Metallica video chronology
| Live Shit: Binge & Purge (1993) | Cunning Stunts (1998) | S&M (1999) |

= Cunning Stunts (video) =

Cunning Stunts is a live album by heavy metal band Metallica. It was released in 1998 on DVD and VHS formats, and in Japan released on LaserDisc in 1999.

The live footage was filmed on May 9th & 10th of 1997 at Fort Worth Convention Center (which was known as Tarrant County Convention Center) in Fort Worth, Texas during Metallica's 1996-1997 Poor Touring Me Tour (which was in support of Metallica's sixth album, from 1996, entitled Load)

The DVD features concert footage, band interviews, a documentary, behind the scenes footage, and a photo gallery consisting of approximately 1,000 photos taken by Anton Corbijn, some of which were used in the album sleeves for Reload. Three of the performances feature multiple angles.

During the performance of the song "Enter Sandman", the entire stage is set to appear to collapse and explode, with pyrotechnics and a technician (referred to in the extras as the "Burning Dude") who runs across the stage while on fire, as another technician swings overhead.

This is also one of the few Metallica concerts that did not feature "The Ecstasy of Gold" as an intro.

The title is a spoonerism of the words stunning cunts.
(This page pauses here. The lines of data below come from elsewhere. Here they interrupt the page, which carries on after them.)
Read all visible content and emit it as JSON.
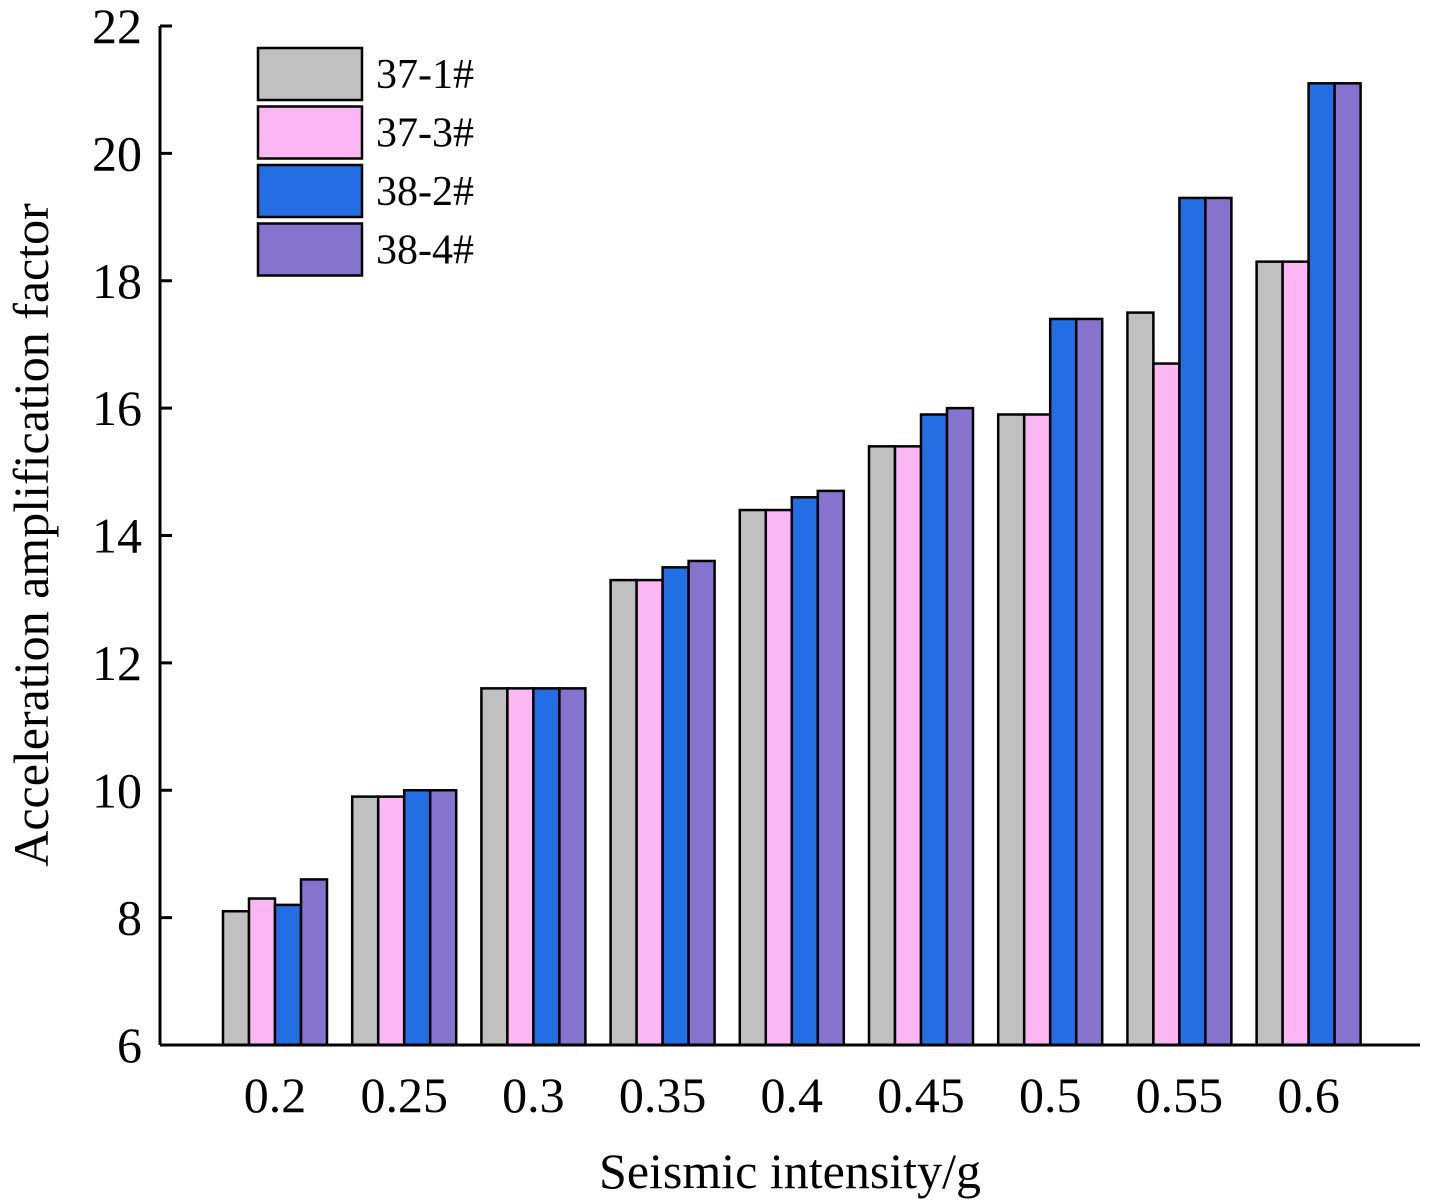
{
  "chart_data": {
    "type": "bar",
    "title": "",
    "xlabel": "Seismic intensity/g",
    "ylabel": "Acceleration amplification factor",
    "categories": [
      "0.2",
      "0.25",
      "0.3",
      "0.35",
      "0.4",
      "0.45",
      "0.5",
      "0.55",
      "0.6"
    ],
    "ylim": [
      6,
      22
    ],
    "yticks": [
      6,
      8,
      10,
      12,
      14,
      16,
      18,
      20,
      22
    ],
    "grid": false,
    "legend_position": "top-left",
    "series": [
      {
        "name": "37-1#",
        "color": "#c0c0c0",
        "values": [
          8.1,
          9.9,
          11.6,
          13.3,
          14.4,
          15.4,
          15.9,
          17.5,
          18.3
        ]
      },
      {
        "name": "37-3#",
        "color": "#fbb6f4",
        "values": [
          8.3,
          9.9,
          11.6,
          13.3,
          14.4,
          15.4,
          15.9,
          16.7,
          18.3
        ]
      },
      {
        "name": "38-2#",
        "color": "#246ee4",
        "values": [
          8.2,
          10.0,
          11.6,
          13.5,
          14.6,
          15.9,
          17.4,
          19.3,
          21.1
        ]
      },
      {
        "name": "38-4#",
        "color": "#8573cd",
        "values": [
          8.6,
          10.0,
          11.6,
          13.6,
          14.7,
          16.0,
          17.4,
          19.3,
          21.1
        ]
      }
    ]
  }
}
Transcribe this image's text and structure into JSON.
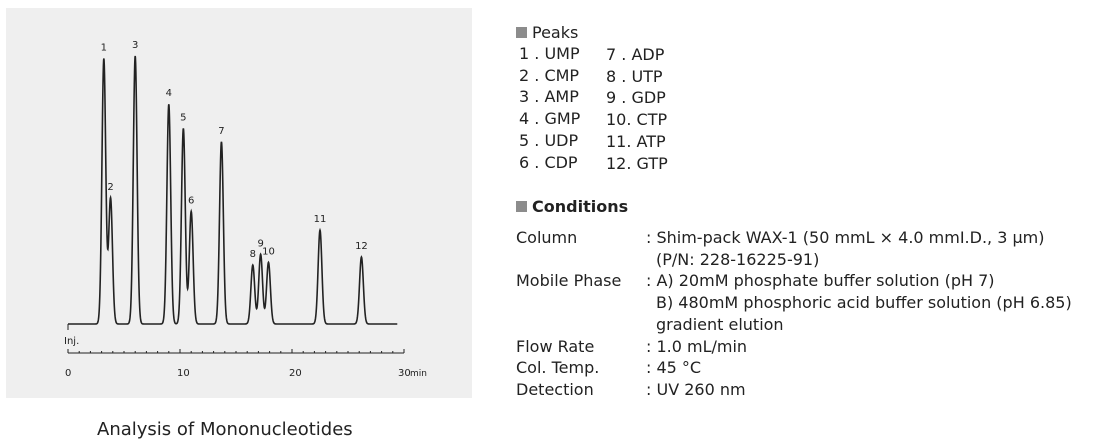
{
  "chart_data": {
    "type": "line",
    "title": "Analysis of Mononucleotides",
    "xlabel": "",
    "ylabel": "",
    "xlim": [
      0,
      30
    ],
    "ylim": [
      0,
      1
    ],
    "x_ticks": [
      0,
      10,
      20,
      30
    ],
    "x_tick_labels": [
      "0",
      "10",
      "20",
      "30"
    ],
    "x_unit": "min",
    "injection_label": "Inj.",
    "grid": false,
    "peaks": [
      {
        "label": "1",
        "rt": 3.2,
        "height": 0.99
      },
      {
        "label": "2",
        "rt": 3.8,
        "height": 0.47
      },
      {
        "label": "3",
        "rt": 6.0,
        "height": 1.0
      },
      {
        "label": "4",
        "rt": 9.0,
        "height": 0.82
      },
      {
        "label": "5",
        "rt": 10.3,
        "height": 0.73
      },
      {
        "label": "6",
        "rt": 11.0,
        "height": 0.42
      },
      {
        "label": "7",
        "rt": 13.7,
        "height": 0.68
      },
      {
        "label": "8",
        "rt": 16.5,
        "height": 0.22
      },
      {
        "label": "9",
        "rt": 17.2,
        "height": 0.26
      },
      {
        "label": "10",
        "rt": 17.9,
        "height": 0.23
      },
      {
        "label": "11",
        "rt": 22.5,
        "height": 0.35
      },
      {
        "label": "12",
        "rt": 26.2,
        "height": 0.25
      }
    ]
  },
  "peaks_legend": {
    "heading": "Peaks",
    "column1": [
      "1 . UMP",
      "2 . CMP",
      "3 . AMP",
      "4 . GMP",
      "5 . UDP",
      "6 . CDP"
    ],
    "column2": [
      "7 . ADP",
      "8 . UTP",
      "9 . GDP",
      "10. CTP",
      "11. ATP",
      "12. GTP"
    ]
  },
  "conditions": {
    "heading": "Conditions",
    "rows": [
      {
        "label": "Column",
        "lines": [
          ": Shim-pack WAX-1 (50 mmL  × 4.0 mmI.D., 3 µm)",
          "(P/N: 228-16225-91)"
        ]
      },
      {
        "label": "Mobile Phase",
        "lines": [
          ": A) 20mM phosphate buffer solution (pH 7)",
          "B) 480mM phosphoric acid buffer solution (pH 6.85)",
          "gradient elution"
        ]
      },
      {
        "label": "Flow Rate",
        "lines": [
          ": 1.0 mL/min"
        ]
      },
      {
        "label": "Col. Temp.",
        "lines": [
          ": 45 °C"
        ]
      },
      {
        "label": "Detection",
        "lines": [
          ": UV 260 nm"
        ]
      }
    ]
  },
  "colors": {
    "panel_background": "#efefef",
    "trace": "#222222",
    "marker_square": "#8c8c8c"
  }
}
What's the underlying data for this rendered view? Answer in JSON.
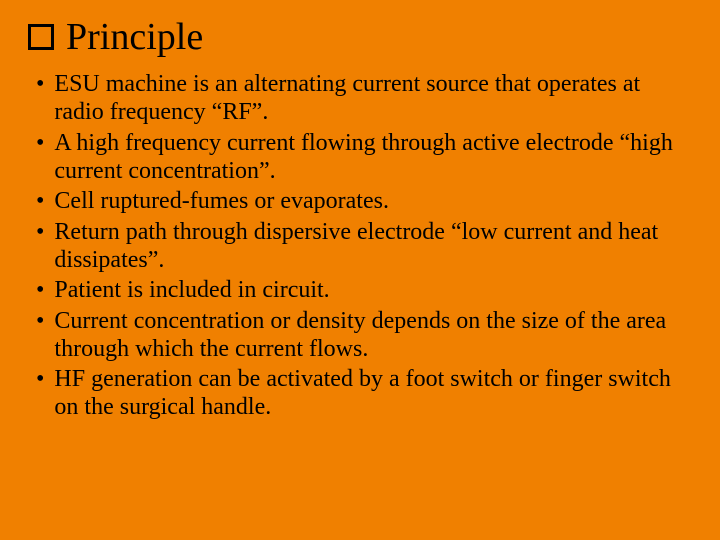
{
  "background_color": "#f08000",
  "text_color": "#000000",
  "font_family": "Times New Roman",
  "title": {
    "text": "Principle",
    "fontsize": 38,
    "icon": "checkbox-empty",
    "icon_border_color": "#000000",
    "icon_size": 26
  },
  "bullets": {
    "marker": "•",
    "fontsize": 24,
    "items": [
      "ESU machine is an alternating current source that operates at radio frequency “RF”.",
      "A high frequency current flowing through active electrode “high current concentration”.",
      "Cell ruptured-fumes or evaporates.",
      "Return path through dispersive electrode “low current and heat dissipates”.",
      "Patient is included in circuit.",
      "Current concentration or density depends on the size of the area through which the current flows.",
      "HF generation can be activated by a foot switch or finger switch on the surgical handle."
    ]
  }
}
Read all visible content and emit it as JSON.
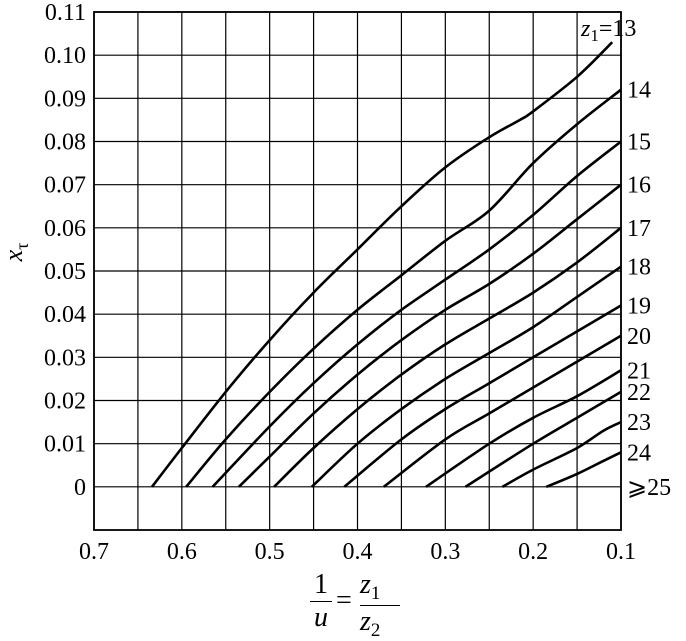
{
  "chart_data": {
    "type": "line",
    "xlabel_parts": {
      "one": "1",
      "u": "u",
      "eq": "=",
      "z": "z",
      "sub1": "1",
      "sub2": "2"
    },
    "ylabel": {
      "main": "x",
      "sub": "τ"
    },
    "x_ticks": [
      "0.7",
      "0.6",
      "0.5",
      "0.4",
      "0.3",
      "0.2",
      "0.1"
    ],
    "y_ticks": [
      "0",
      "0.01",
      "0.02",
      "0.03",
      "0.04",
      "0.05",
      "0.06",
      "0.07",
      "0.08",
      "0.09",
      "0.10",
      "0.11"
    ],
    "xlim": [
      0.7,
      0.1
    ],
    "ylim": [
      -0.01,
      0.11
    ],
    "grid": true,
    "series": [
      {
        "name": "z1=13",
        "label_parts": {
          "z": "z",
          "sub": "1",
          "rest": "=13"
        },
        "x": [
          0.634,
          0.6,
          0.55,
          0.5,
          0.45,
          0.4,
          0.35,
          0.3,
          0.25,
          0.215,
          0.2,
          0.15,
          0.11
        ],
        "y": [
          0,
          0.009,
          0.022,
          0.034,
          0.045,
          0.055,
          0.065,
          0.074,
          0.081,
          0.085,
          0.087,
          0.095,
          0.103
        ]
      },
      {
        "name": "14",
        "label": "14",
        "x": [
          0.595,
          0.55,
          0.5,
          0.45,
          0.4,
          0.35,
          0.3,
          0.25,
          0.2,
          0.15,
          0.1
        ],
        "y": [
          0,
          0.011,
          0.022,
          0.032,
          0.041,
          0.049,
          0.057,
          0.064,
          0.075,
          0.084,
          0.092
        ]
      },
      {
        "name": "15",
        "label": "15",
        "x": [
          0.565,
          0.5,
          0.45,
          0.4,
          0.35,
          0.3,
          0.25,
          0.2,
          0.15,
          0.1
        ],
        "y": [
          0,
          0.014,
          0.024,
          0.033,
          0.041,
          0.048,
          0.055,
          0.063,
          0.072,
          0.08
        ]
      },
      {
        "name": "16",
        "label": "16",
        "x": [
          0.535,
          0.5,
          0.45,
          0.4,
          0.35,
          0.3,
          0.25,
          0.2,
          0.15,
          0.1
        ],
        "y": [
          0,
          0.007,
          0.017,
          0.026,
          0.034,
          0.041,
          0.047,
          0.054,
          0.062,
          0.07
        ]
      },
      {
        "name": "17",
        "label": "17",
        "x": [
          0.495,
          0.45,
          0.4,
          0.35,
          0.3,
          0.25,
          0.2,
          0.15,
          0.1
        ],
        "y": [
          0,
          0.009,
          0.018,
          0.026,
          0.033,
          0.039,
          0.045,
          0.052,
          0.06
        ]
      },
      {
        "name": "18",
        "label": "18",
        "x": [
          0.452,
          0.4,
          0.35,
          0.3,
          0.25,
          0.2,
          0.15,
          0.1
        ],
        "y": [
          0,
          0.01,
          0.018,
          0.025,
          0.031,
          0.037,
          0.044,
          0.051
        ]
      },
      {
        "name": "19",
        "label": "19",
        "x": [
          0.415,
          0.35,
          0.3,
          0.25,
          0.2,
          0.15,
          0.1
        ],
        "y": [
          0,
          0.011,
          0.018,
          0.024,
          0.03,
          0.036,
          0.042
        ]
      },
      {
        "name": "20",
        "label": "20",
        "x": [
          0.37,
          0.3,
          0.25,
          0.2,
          0.15,
          0.1
        ],
        "y": [
          0,
          0.011,
          0.017,
          0.023,
          0.029,
          0.035
        ]
      },
      {
        "name": "21",
        "label": "21",
        "x": [
          0.322,
          0.25,
          0.2,
          0.15,
          0.1
        ],
        "y": [
          0,
          0.01,
          0.016,
          0.021,
          0.027
        ]
      },
      {
        "name": "22",
        "label": "22",
        "x": [
          0.277,
          0.2,
          0.15,
          0.1
        ],
        "y": [
          0,
          0.01,
          0.016,
          0.022
        ]
      },
      {
        "name": "23",
        "label": "23",
        "x": [
          0.235,
          0.2,
          0.15,
          0.12,
          0.1
        ],
        "y": [
          0,
          0.004,
          0.009,
          0.013,
          0.015
        ]
      },
      {
        "name": "24",
        "label": "24",
        "x": [
          0.185,
          0.15,
          0.12,
          0.1
        ],
        "y": [
          0,
          0.003,
          0.006,
          0.008
        ]
      },
      {
        "name": "≥25",
        "label": "⩾25"
      }
    ]
  }
}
The band Caravan had already used this title for their 1975 album. The Cows used this title for their 1992 release.

Professional ratings
Review scores
| Source | Rating |
| Allmusic | Star Half star |

== Track listing ==

=== Disc 1 ===

| No. | Title | Length |
|---|---|---|
| 1. | "Bad Seed Jam"/"So What?" | 5:34 |
| 2. | "Creeping Death" | 6:49 |
| 3. | "Sad but True" | 6:31 |
| 4. | "Ain't My Bitch" (Multiple Angles) | 6:27 |
| 5. | "Hero of the Day" | 4:18 |
| 6. | "King Nothing" | 5:29 |
| 7. | "One" | 7:23 |
| 8. | "Fuel" (Demo Version) | 5:50 |
| 9. | "Bass/Guitar Doodle" (Medley of "My Friend of Misery", and "Welcome Home (Sanitarium)") | 3:55 |
| 10. | "Nothing Else Matters" | 6:05 |
| 11. | "Until It Sleeps" | 4:17 |
| 12. | "For Whom the Bell Tolls" (Multiple Angles) | 5:51 |
| 13. | "Wherever I May Roam" (Multiple Angles) | 7:14 |
| 14. | "Fade to Black" | 8:29 |
| 15. | "Kill/Ride Medley 1: Ride the Lightning; 2: No Remorse; 3: Hit the Lights; 4: The Four Horsemen; 5: Seek & Destroy; 6: Fight Fire with Fire"; | 16:10 |
| Total length: |  | 1:40:12 |

=== Disc 2 ===

| No. | Title | Length |
|---|---|---|
| 1. | "Leper Messiah Jam"/"Last Caress" | 5:28 |
| 2. | "Master of Puppets" (short version) | 3:43 |
| 3. | "Enter Sandman" | 7:36 |
| 4. | "Cure Jam"/"Am I Evil?" (short version) | 7:04 |
| 5. | "Motorbreath" | 3:16 |
| Total length: |  | 27:07 |

== Personnel ==
Metallica
- James Hetfield – vocals, rhythm guitar
- Lars Ulrich – drums
- Kirk Hammett – lead guitar, backing vocals
- Jason Newsted – bass, backing vocals

Production
- Andie Airfix – artwork, design
- Anton Corbijn – photography
- Wayne Isham – director

==Certifications==

| Region | Certification | Certified units/sales |
| Poland (ZPAV) | Gold | 5,000^{*} |
| United Kingdom (BPI) | 2× Platinum | 100,000^{^} |
^{*} Sales figures based on certification alone. ^{^} Shipments figures based on certification alone.